Closed magv closed 8 years ago

magv commented 8 years ago

Here are some of the issues with bin/delirium tool:

  1. There's no way to save the transformation matrix. We'll need two separate output options, one for each of the resulting matrices. By default we could print both into stdout. Or, print one into stdout and the other one into /dev/null. How about -m and -t options? Also, how do we call the m matrix in plain English?
  2. There's no way to set the name of the x variable. We could use -x option for this. As for the epsilon variable, we could read in the input matrix, check that is has no more than two variables in it, and let the other variable (whatever it is) be the epsilon. We could additionally use an explicit -e option for this, although I don't see the need.
  3. The tool depends on docopt-dispatch, which is not a part of Sage distribution. We've already dropped pytest for this reason; we'll need to do the same for docopt-dispatch.
  4. The default mode of operation (that is, without any commands) should be the full transformation (reduction, normalization, factorization). This will unfortunately mean that we'll need to rename reduce and normalize keywords into --reduce and --normalize.
  5. Do you want to keep the Maple parts for now? They are sort of confusing (what does a "polinomial in x [default: x]" signify?), and don't generally fit with the rest of the tool. I'd remove them.

Oleksandr, if you're OK with these changes, I can implement them.

gituliar commented 8 years ago

Right, that make sense. Though for the moment, please, keep docopt and Maple parts. As for the other changes feel free to implement them.

magv commented 8 years ago

Is there a point in keeping docopt_dispatch? I don't really need it to implement these changes.

gituliar commented 8 years ago

By default we could print both into stdout. Or, print one into stdout and the other one into /dev/null. How about -m and -t options?

Require -m and -t options to be rpovided explicitely, with no default output to sdout or other streams.

Also, how do we call the m matrix in plain English?

I never saw people use some particular term for this matrix. The term "the matrix m" is good enough for me, if you have no better ideas.

The default mode of operation (that is, without any commands) should be the full transformation (reduction, normalization, factorization).

I would prefer to stick to the current workflow with separate command for every (of three) operation that should be fine.

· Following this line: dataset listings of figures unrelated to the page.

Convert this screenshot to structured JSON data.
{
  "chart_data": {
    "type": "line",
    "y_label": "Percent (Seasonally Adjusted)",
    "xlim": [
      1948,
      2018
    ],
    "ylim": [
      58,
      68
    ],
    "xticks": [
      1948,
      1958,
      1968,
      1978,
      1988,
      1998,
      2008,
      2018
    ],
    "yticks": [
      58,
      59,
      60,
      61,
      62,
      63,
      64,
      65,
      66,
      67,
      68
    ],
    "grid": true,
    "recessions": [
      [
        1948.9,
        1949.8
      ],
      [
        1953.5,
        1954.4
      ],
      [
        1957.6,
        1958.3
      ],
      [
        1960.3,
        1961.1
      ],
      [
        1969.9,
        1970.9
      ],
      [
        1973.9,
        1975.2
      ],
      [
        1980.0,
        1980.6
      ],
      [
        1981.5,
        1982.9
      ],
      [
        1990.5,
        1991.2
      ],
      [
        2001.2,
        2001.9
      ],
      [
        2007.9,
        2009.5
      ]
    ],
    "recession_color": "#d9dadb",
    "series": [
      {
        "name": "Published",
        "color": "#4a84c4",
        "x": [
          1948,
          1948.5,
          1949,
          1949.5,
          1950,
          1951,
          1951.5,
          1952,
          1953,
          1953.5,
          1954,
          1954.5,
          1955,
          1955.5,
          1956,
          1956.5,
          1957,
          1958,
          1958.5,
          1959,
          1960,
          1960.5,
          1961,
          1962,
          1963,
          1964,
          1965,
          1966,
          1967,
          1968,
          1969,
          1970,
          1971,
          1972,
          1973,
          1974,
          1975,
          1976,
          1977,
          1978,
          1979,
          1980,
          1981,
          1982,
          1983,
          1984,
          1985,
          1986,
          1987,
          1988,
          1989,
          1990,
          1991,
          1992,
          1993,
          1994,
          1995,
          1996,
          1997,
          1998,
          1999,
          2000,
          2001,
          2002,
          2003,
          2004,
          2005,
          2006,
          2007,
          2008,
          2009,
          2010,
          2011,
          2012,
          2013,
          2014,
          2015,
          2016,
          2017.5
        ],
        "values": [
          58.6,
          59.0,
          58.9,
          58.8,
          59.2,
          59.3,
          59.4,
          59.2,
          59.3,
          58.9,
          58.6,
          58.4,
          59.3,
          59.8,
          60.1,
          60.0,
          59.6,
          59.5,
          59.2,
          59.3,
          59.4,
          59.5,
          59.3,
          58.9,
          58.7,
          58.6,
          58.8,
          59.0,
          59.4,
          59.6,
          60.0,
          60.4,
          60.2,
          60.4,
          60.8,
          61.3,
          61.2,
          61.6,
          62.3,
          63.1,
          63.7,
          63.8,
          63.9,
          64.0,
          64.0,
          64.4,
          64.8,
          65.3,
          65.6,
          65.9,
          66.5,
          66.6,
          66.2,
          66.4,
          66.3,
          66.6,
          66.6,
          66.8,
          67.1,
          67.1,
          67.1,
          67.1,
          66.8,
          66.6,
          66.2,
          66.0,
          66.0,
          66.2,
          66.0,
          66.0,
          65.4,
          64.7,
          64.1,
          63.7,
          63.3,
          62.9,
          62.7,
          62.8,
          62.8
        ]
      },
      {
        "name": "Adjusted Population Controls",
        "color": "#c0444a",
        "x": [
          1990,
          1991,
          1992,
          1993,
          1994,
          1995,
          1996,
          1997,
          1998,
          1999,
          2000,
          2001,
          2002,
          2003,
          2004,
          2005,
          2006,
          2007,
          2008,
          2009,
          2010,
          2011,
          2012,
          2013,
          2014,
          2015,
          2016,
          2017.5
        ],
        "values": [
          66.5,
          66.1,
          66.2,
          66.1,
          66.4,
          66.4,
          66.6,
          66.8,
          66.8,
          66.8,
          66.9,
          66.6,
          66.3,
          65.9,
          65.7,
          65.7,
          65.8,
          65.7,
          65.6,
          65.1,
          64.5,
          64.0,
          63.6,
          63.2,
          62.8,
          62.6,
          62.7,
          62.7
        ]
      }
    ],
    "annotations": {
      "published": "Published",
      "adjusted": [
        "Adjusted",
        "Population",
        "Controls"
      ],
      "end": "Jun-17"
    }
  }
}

This is supposed to be a research tool, so that users also could play with it by changing/tuning some options and parameters; let us ommit one-button-press-solves-everything approach.

Is there a point in keeping docopt_dispatch?

It is simple and I like it, so please leave it as it is now. Instead, please, dedicate your time and effort to solve real problems and not to rewrite existing packages.

magv commented 8 years ago

It is simple and I like it, so please leave it as it is now.

OK, let me put it another way: it is inconvenient for me to install docopt_dispatch, and it will be doubly inconvenient for our users to install it (just as it was with pytest). I can modify the CLI not to require it and use getopt instead. All you need to do is say "yes".

magv commented 8 years ago

Closing this due to 3f0677b2813abf103063ea5a9e950179bc91800c.